Effarés par l’impact social du surcoût pour les ménages, les eurodéputés proposent de limiter d’abord le mécanisme, à partir de 2025, aux immeubles de bureaux et aux poids lourds.
Mais les Etats, bénéficiaires des recettes attendues, soutiennent le projet initial et veulent l’appliquer aux particuliers dès 2026 ou 2027.
Aucun compromis n’émerge, même si les eurodéputés pourraient envisager l’extension aux ménages sous de strictes conditions: prix du CO2 plafonné, « frein d’urgence » pour les périodes où flambent les prix des hydrocarbures, et entrée en vigueur après 2028. Mais l’obtention d’une majorité au Parlement s’avèrera complexe.
En cas de blocage, le sujet pourrait être repoussé à 2023.
Fonds social
Pour soutenir ménages et entreprises vulnérables, Bruxelles propose un « fonds social » alimenté par les recettes du marché carbone « carburant et chauffage ».
Paralysés par leurs divisions sur l’ETS2, eurodéputés et Etats s’opposent sur le calendrier de lancement du fonds, l’origine des financements et l’enveloppe globale.
Un ETS2 s’étendant aux ménages « ne serait acceptable qu’avec une véritable compensation: un fonds social renforcé et lancé dès 2024 », insiste l’eurodéputé écologiste Michael Bloss.
Quotas gratuits
À mesure que montera en puissance la « taxe carbone » aux frontières, l’UE supprimera progressivement les quotas d’émission gratuits alloués jusqu’ici aux industriels européens pour leur permettre d’affronter la concurrence extra-européenne.
L’équivalent de 98,5 milliards d’euros leur a été distribué entre 2013 et 2021, selon le WWF.
Leur suppression est cruciale: en traitant à égalité importations et production locale, Bruxelles estime rester dans les clous des règles de l’Organisation mondiale du commerce (OMC) et contrer les accusations de protectionnisme.
Mais le rythme de suppression des quotas gratuits reste âprement débattu.
Les Etats veulent une élimination très graduelle entre 2026 et 2035.

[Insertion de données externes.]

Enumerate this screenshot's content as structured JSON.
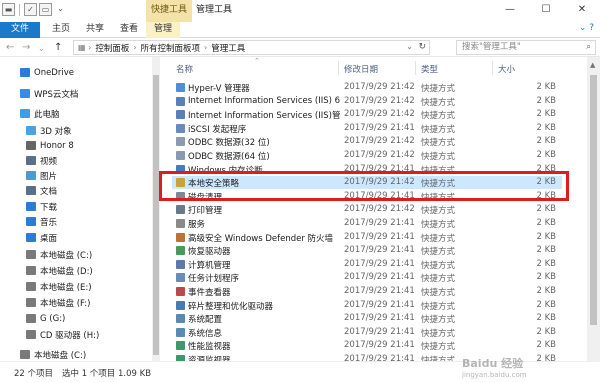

Les eurodéputés veulent commencer en 2027, mais très prudemment pour s’assurer que le mécanisme aux frontières fonctionne, puis sabrer 50% des allocations gratuites en 2030, avant leur disparition complète dès 2032.
Aides à l’exportation
Les eurodéputés veulent que les sites industriels européens continuent de recevoir des allocations gratuites pour leur production destinée aux exportations vers des pays hors-UE sans tarification carbone comparable, et en contrepartie d’investissements pour se décarboner.
Des conditions qui rendraient ce soutien compatible avec l’OMC, estiment-ils, tandis que les Etats restent hostiles à tout « rabais à l’exportation ».
« Nous n’avons aucun dispositif pour nous assurer qu’une entreprise qui investit pour décarboner ne se trouve pas défavorisée sur le marché mondial », plaide Pascal Canfin, président de la commission Environnement au Parlement.
Selon plusieurs sources parlementaires, la flambée des prix de l’énergie et le plan de subventions massives aux Etats-Unis, qui plombent la compétitivité des entreprises européennes, pourraient amener les Etats à infléchir leur position et à accepter le principe d’un soutien aux exportateurs, même « s’il paraît techniquement impossible de trouver la formule magique ce week-end ».